Republican Chris Christie has been re-elected governor of New Jersey, US media project.
Gov Christies beat easily his Democratic challenger, state Senator Barbara Buono, CNN, CBS and NBC said. She later admitted defeat.
In New York City, the media predicted a victory for Democratic candidate Bill de Blasio to replace three-term Mayor Michael Bloomberg.
Democrat Terry McAuliffe has won the Virginia governorship, projections say.
Tuesday’s races are the first major round of elections since President Barack Obama won a second term in the White House one year ago.
They are seen as an early test of the Republican and Democratic parties’ strengths ahead of next year’s critical congressional mid-term elections.
New Jersey victory
In New Jersey, Mr Christie, 51, was declared the unofficial winner by the US media just minutes after the polls closed.
“Thank you New Jersey for making me the luckiest guy in the world,” he told supporters after his victory.
Analysts say Mr Christie’s popularity with voters in Democratic-leaning New Jersey makes him a contender for the 2016 Republican presidential nomination, because it could enable him to claim broad political appeal.
Mr Christie was already a popular figure when Superstorm Sandy devastated the state’s coastline a year ago. His response to the storm attracted national attention.
He has been campaigning across the state since last week, even as polls suggested he had an advantage of at least 20 points on Ms Buono.
While many in New Jersey support her positions, she has had difficulty raising money, even from Democrats, because of her relatively low profile.
New York race
Polls have now closed in New York City, with Mr de Blasio winning out over his Republican rival.
His campaign later tweeted: “Thank you, New York City.”
For his part, Mr Lhota said the race had been a good fight, a fight worth having.
Going in the election, he had a commanding lead in opinion polls over Republican Joe Lhota, a former senior official in the mayoral administrations of Mr Bloomberg and his predecessor Rudolph Giuliani.
Mr de Blasio, the city’s public advocate, ran Hillary Clinton’s 2000 Senate campaign. He is seen as one of the most liberal mayoral candidates in decades.
Mr Lhota ran the city’s public transport authority under Mr Bloomberg, a Republican-turned-independent,
Mr Lhota was lauded for quickly getting the vast subway system running again after a huge storm, Sandy, flooded swathes of the city last year.
Voting has also ended in the Virginia governor race, with Democrat Terry McAuliffe pitted against Republican Ken Cuccinelli.
With results from 91% of precincts so far counted, Mr McAuliffe has polled 47% to his opponent’s 46% and is predicted to be heading for victory.
Mr McAuliffe is a businessman and veteran Democratic party fundraiser. He has close ties to former President Bill Clinton and Mrs Clinton, serving as chairman of her 2008 presidential campaign.

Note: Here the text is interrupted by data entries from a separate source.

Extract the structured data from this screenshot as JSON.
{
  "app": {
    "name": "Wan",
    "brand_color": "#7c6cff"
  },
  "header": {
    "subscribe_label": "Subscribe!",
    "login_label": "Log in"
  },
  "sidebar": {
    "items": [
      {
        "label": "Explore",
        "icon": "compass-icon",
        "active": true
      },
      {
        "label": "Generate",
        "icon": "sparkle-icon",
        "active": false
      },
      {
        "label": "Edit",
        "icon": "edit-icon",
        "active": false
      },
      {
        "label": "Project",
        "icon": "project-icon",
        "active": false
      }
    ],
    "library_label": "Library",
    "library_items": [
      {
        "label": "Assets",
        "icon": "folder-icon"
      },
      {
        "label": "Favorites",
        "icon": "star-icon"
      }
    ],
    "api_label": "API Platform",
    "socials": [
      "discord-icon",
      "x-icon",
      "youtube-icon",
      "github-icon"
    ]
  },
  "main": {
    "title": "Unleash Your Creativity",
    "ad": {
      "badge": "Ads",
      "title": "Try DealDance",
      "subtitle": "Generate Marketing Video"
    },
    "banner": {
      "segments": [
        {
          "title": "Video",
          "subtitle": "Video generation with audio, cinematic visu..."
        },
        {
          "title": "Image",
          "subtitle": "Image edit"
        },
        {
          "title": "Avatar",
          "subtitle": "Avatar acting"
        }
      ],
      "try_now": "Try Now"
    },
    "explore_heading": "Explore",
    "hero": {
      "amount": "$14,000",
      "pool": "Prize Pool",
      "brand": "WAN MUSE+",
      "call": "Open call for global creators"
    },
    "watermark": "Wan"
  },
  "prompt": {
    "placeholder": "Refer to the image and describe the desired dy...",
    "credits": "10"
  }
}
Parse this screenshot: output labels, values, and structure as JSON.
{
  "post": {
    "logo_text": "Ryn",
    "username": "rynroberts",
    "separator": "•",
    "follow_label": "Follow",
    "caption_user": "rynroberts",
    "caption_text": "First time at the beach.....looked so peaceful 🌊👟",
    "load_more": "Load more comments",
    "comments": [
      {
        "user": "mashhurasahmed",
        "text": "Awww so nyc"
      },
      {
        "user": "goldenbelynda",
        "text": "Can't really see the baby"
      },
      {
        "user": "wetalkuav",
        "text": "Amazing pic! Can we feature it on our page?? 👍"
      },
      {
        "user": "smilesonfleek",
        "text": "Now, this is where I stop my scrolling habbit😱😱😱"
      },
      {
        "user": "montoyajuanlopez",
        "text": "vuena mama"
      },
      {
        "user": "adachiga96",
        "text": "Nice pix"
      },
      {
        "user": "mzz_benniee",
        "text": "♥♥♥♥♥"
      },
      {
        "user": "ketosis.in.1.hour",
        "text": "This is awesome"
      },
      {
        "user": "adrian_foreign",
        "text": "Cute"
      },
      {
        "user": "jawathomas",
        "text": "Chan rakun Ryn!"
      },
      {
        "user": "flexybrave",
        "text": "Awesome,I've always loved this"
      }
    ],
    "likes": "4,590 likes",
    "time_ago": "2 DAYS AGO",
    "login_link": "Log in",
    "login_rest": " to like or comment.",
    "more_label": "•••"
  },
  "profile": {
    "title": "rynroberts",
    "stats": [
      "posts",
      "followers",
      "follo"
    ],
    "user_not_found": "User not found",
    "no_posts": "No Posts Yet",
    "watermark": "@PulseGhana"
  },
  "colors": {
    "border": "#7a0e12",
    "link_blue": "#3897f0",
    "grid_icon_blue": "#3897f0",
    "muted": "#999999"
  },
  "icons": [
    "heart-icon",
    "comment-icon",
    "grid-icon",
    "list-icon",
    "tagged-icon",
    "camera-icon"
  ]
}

Mr Cuccinelli, the Virginia attorney general, has angled for the support of the hardcore conservative Tea Party movement of Republicans.
Mr McAuliffe, who has raised much more money, has sought to link Mr Cuccinelli to last month’s partial shutdown of the federal government, which was brought about by Republicans in Washington DC.
Virginia, long a Republican stronghold, has seen a demographic shift in recent years. Mr Obama, a Democrat, won the state in the last two presidential elections.
The results of Tuesday’s polls could prove an early measure of the parties’ support ahead of the midterm elections of 2014, which will decide the make-up of the House of Representatives, one-third of the Senate, and the governorships in more than half the states.
In Washington, Mr Obama’s Democratic party controls the Senate, while the Republicans hold sway in the House of Representatives. Now in his second term, Mr Obama will vacate the presidency in 2017.